The stock market’s pain intensified on Wednesday with the benchmark BSE Sensex plunging 440 points to close at an over three-month low as investors pared bets triggered by a weakening rupee and foreign capital outflows amid fears over weak corporate earnings and slowing economic growth. Clashes between the Indian army and insurgents across the India-Myanmar border further dented already weak sentiment. With Wednesday’s fall, the Sensex has fallen 1,211 points in the last four trading sessions.
The rupee took a hammering, sinking to over a six-month low of 65.75 against the dollar before closing at 65.72/73 per on concerns that foreign capital will move out sooner than later after US Fed Chairperson Janet Yellen’s comments that the US Fed should stick to gradual rate hikes despite the uncertainty about the inflation trajectory. This was enough for foreign investors to hit the exit button, looking for instruments that yield better returns.
The lingering Korean stand-off dealt a further blow after US President Donald Trump dialled up his threats saying America is “totally prepared” for a “military option” on North Korea, warning that would be “devastating”. “Updates of military action on the eastern border with Myanmar hastened the market’s fall, which has been on a slippery slope ahead of the derivatives expiry on Thursday,” said a dealer.
With bulls on the run for the seventh day, the Sensex settled lower by 439.95 points, or 1.39 per cent, at 31,159.81. This is the weakest closing since June 30 when the gauge had settled at 30,921.61. It had lost 824 points in the previous six sessions. The 50-share NSE Nifty, which after regaining the key 9,900-mark at one stage, closed down 135.75 points, or 1.38 per cent, at 9,735.75 — a level last seen on August 11 when it closed at 9,710.80.
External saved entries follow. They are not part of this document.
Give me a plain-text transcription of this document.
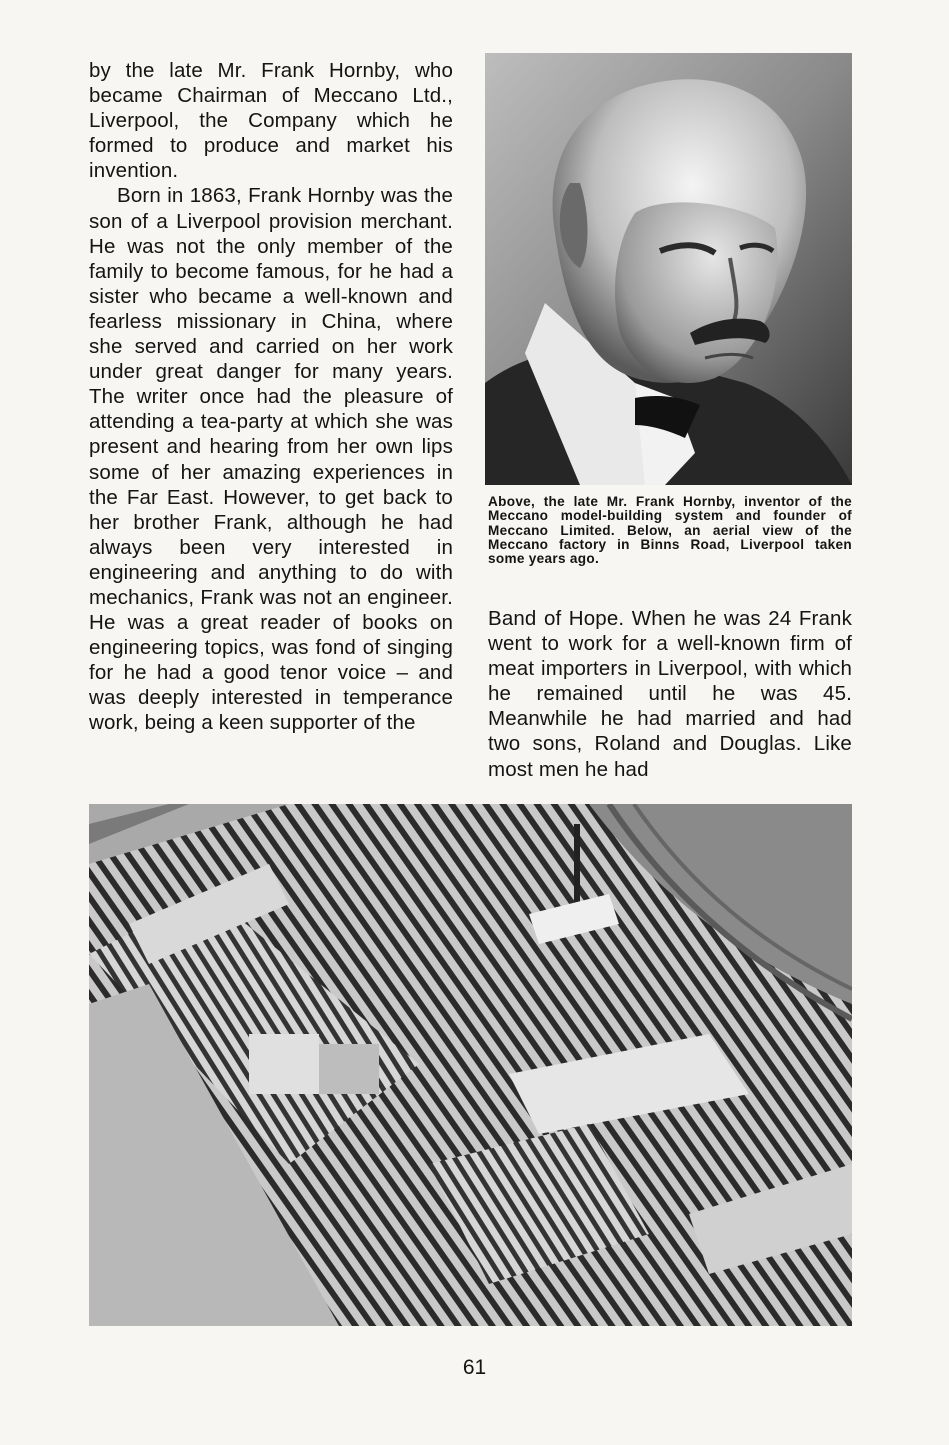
by the late Mr. Frank Hornby, who became Chairman of Meccano Ltd., Liverpool, the Company which he formed to produce and market his invention.

Born in 1863, Frank Hornby was the son of a Liverpool provision merchant. He was not the only member of the family to become famous, for he had a sister who became a well-known and fearless missionary in China, where she served and carried on her work under great danger for many years. The writer once had the pleasure of attending a tea-party at which she was present and hearing from her own lips some of her amazing experiences in the Far East. However, to get back to her brother Frank, although he had always been very interested in engineering and anything to do with mechanics, Frank was not an engineer. He was a great reader of books on engineering topics, was fond of singing for he had a good tenor voice – and was deeply interested in temperance work, being a keen supporter of the

Above, the late Mr. Frank Hornby, inventor of the Meccano model-building system and founder of Meccano Limited. Below, an aerial view of the Meccano factory in Binns Road, Liverpool taken some years ago.

Band of Hope. When he was 24 Frank went to work for a well-known firm of meat importers in Liverpool, with which he remained until he was 45. Meanwhile he had married and had two sons, Roland and Douglas. Like most men he had

61
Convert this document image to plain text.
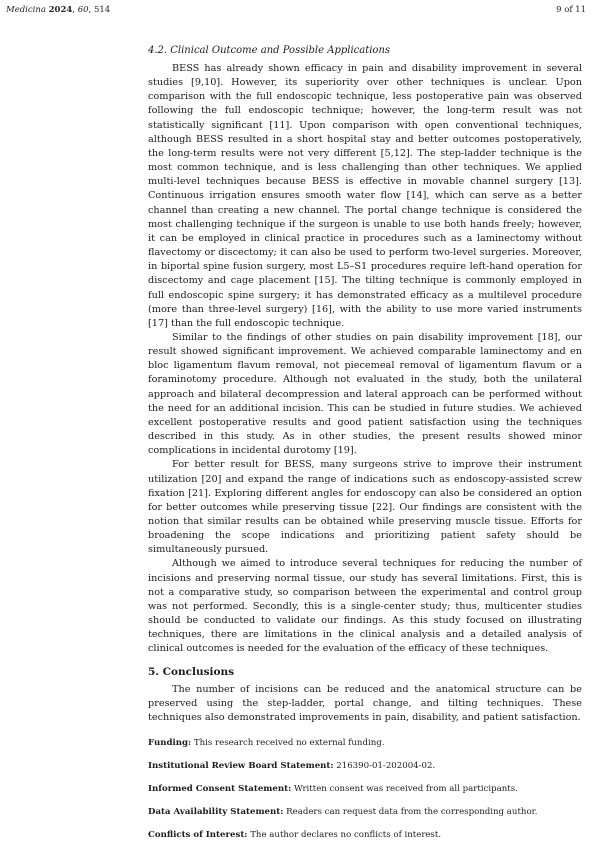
Medicina 2024, 60, 514	9 of 11
4.2. Clinical Outcome and Possible Applications

BESS has already shown efficacy in pain and disability improvement in several studies [9,10]. However, its superiority over other techniques is unclear. Upon comparison with the full endoscopic technique, less postoperative pain was observed following the full endoscopic technique; however, the long-term result was not statistically significant [11]. Upon comparison with open conventional techniques, although BESS resulted in a short hospital stay and better outcomes postoperatively, the long-term results were not very different [5,12]. The step-ladder technique is the most common technique, and is less challenging than other techniques. We applied multi-level techniques because BESS is effective in movable channel surgery [13]. Continuous irrigation ensures smooth water flow [14], which can serve as a better channel than creating a new channel. The portal change technique is considered the most challenging technique if the surgeon is unable to use both hands freely; however, it can be employed in clinical practice in procedures such as a laminectomy without flavectomy or discectomy; it can also be used to perform two-level surgeries. Moreover, in biportal spine fusion surgery, most L5–S1 procedures require left-hand operation for discectomy and cage placement [15]. The tilting technique is commonly employed in full endoscopic spine surgery; it has demonstrated efficacy as a multilevel procedure (more than three-level surgery) [16], with the ability to use more varied instruments [17] than the full endoscopic technique.

Similar to the findings of other studies on pain disability improvement [18], our result showed significant improvement. We achieved comparable laminectomy and en bloc ligamentum flavum removal, not piecemeal removal of ligamentum flavum or a foraminotomy procedure. Although not evaluated in the study, both the unilateral approach and bilateral decompression and lateral approach can be performed without the need for an additional incision. This can be studied in future studies. We achieved excellent postoperative results and good patient satisfaction using the techniques described in this study. As in other studies, the present results showed minor complications in incidental durotomy [19].

For better result for BESS, many surgeons strive to improve their instrument utilization [20] and expand the range of indications such as endoscopy-assisted screw fixation [21]. Exploring different angles for endoscopy can also be considered an option for better outcomes while preserving tissue [22]. Our findings are consistent with the notion that similar results can be obtained while preserving muscle tissue. Efforts for broadening the scope indications and prioritizing patient safety should be simultaneously pursued.

Although we aimed to introduce several techniques for reducing the number of incisions and preserving normal tissue, our study has several limitations. First, this is not a comparative study, so comparison between the experimental and control group was not performed. Secondly, this is a single-center study; thus, multicenter studies should be conducted to validate our findings. As this study focused on illustrating techniques, there are limitations in the clinical analysis and a detailed analysis of clinical outcomes is needed for the evaluation of the efficacy of these techniques.

5. Conclusions

The number of incisions can be reduced and the anatomical structure can be preserved using the step-ladder, portal change, and tilting techniques. These techniques also demonstrated improvements in pain, disability, and patient satisfaction.

Funding: This research received no external funding.

Institutional Review Board Statement: 216390-01-202004-02.

Informed Consent Statement: Written consent was received from all participants.

Data Availability Statement: Readers can request data from the corresponding author.

Conflicts of Interest: The author declares no conflicts of interest.
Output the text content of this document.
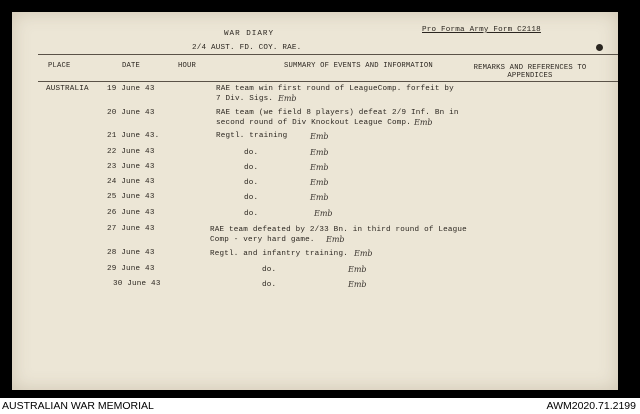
Pro Forma Army Form C2118
WAR DIARY
2/4 AUST. FD. COY. RAE.
PLACE	DATE	HOUR	SUMMARY OF EVENTS AND INFORMATION	REMARKS AND REFERENCES TO APPENDICES
AUSTRALIA 19 June 43	RAE team win first round of LeagueComp. forfeit by
7 Div. Sigs. Emb
20 June 43	RAE team (we field 8 players) defeat 2/9 Inf. Bn in
second round of Div Knockout League Comp. Emb
21 June 43.	Regtl. training	Emb
22 June 43	do.	Emb
23 June 43	do.	Emb
24 June 43	do.	Emb
25 June 43	do.	Emb
26 June 43	do.	Emb
27 June 43	RAE team defeated by 2/33 Bn. in third round of League
Comp - very hard game. Emb
28 June 43	Regtl. and infantry training. Emb
29 June 43	do.	Emb
30 June 43	do.	Emb
AUSTRALIAN WAR MEMORIAL	AWM2020.71.2199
Vinod Nair, Head of Research, Geojit Financial Services, said, “market extended losses while rupee sunk to a six month low on continued outflow of foreign funds. Additionally, slowdown in GST tax collection dented the sentiment and investors expected that the GST led disruption is likely to extend and will hurt the earnings for the next few quarters which refrain them to stay away from the market.” While foreign portfolio investors (FPIs) sold shares worth Rs 1,915.54 crore, domestic institutional investors (DIIs) bought shares worth a net Rs 1,537.10 crore on Tuesday, according to provisional data.
A bevy of IPOs and FPI outflows had sucked liquidity from the market. “Updates of military action on the Eastern border impelled the market to hasten the market’s falls which was already in a slippery slope ahead of F&O expiry. Sharp weakness in rupee and a rise in VIX also meant that risk takers were few. FIIs being reluctant buyer in Indian equities this month, and a volley of IPOs had earlier meant that the secondary market was finding hard to sustain at the 20-month peaks,” said a dealer.
Investors’ wealth, or market capitalisation of listed companies, fell by Rs 179,524 crore, to Rs 130,55,056 crore.
According to Karthikraj Lakshmanan, Senior Fund Manager, BNP Paribas MF, participants took to selling relatively risky assets like emerging market equities after Janet Yellen signaled the possibility of an interest rate hike in the US.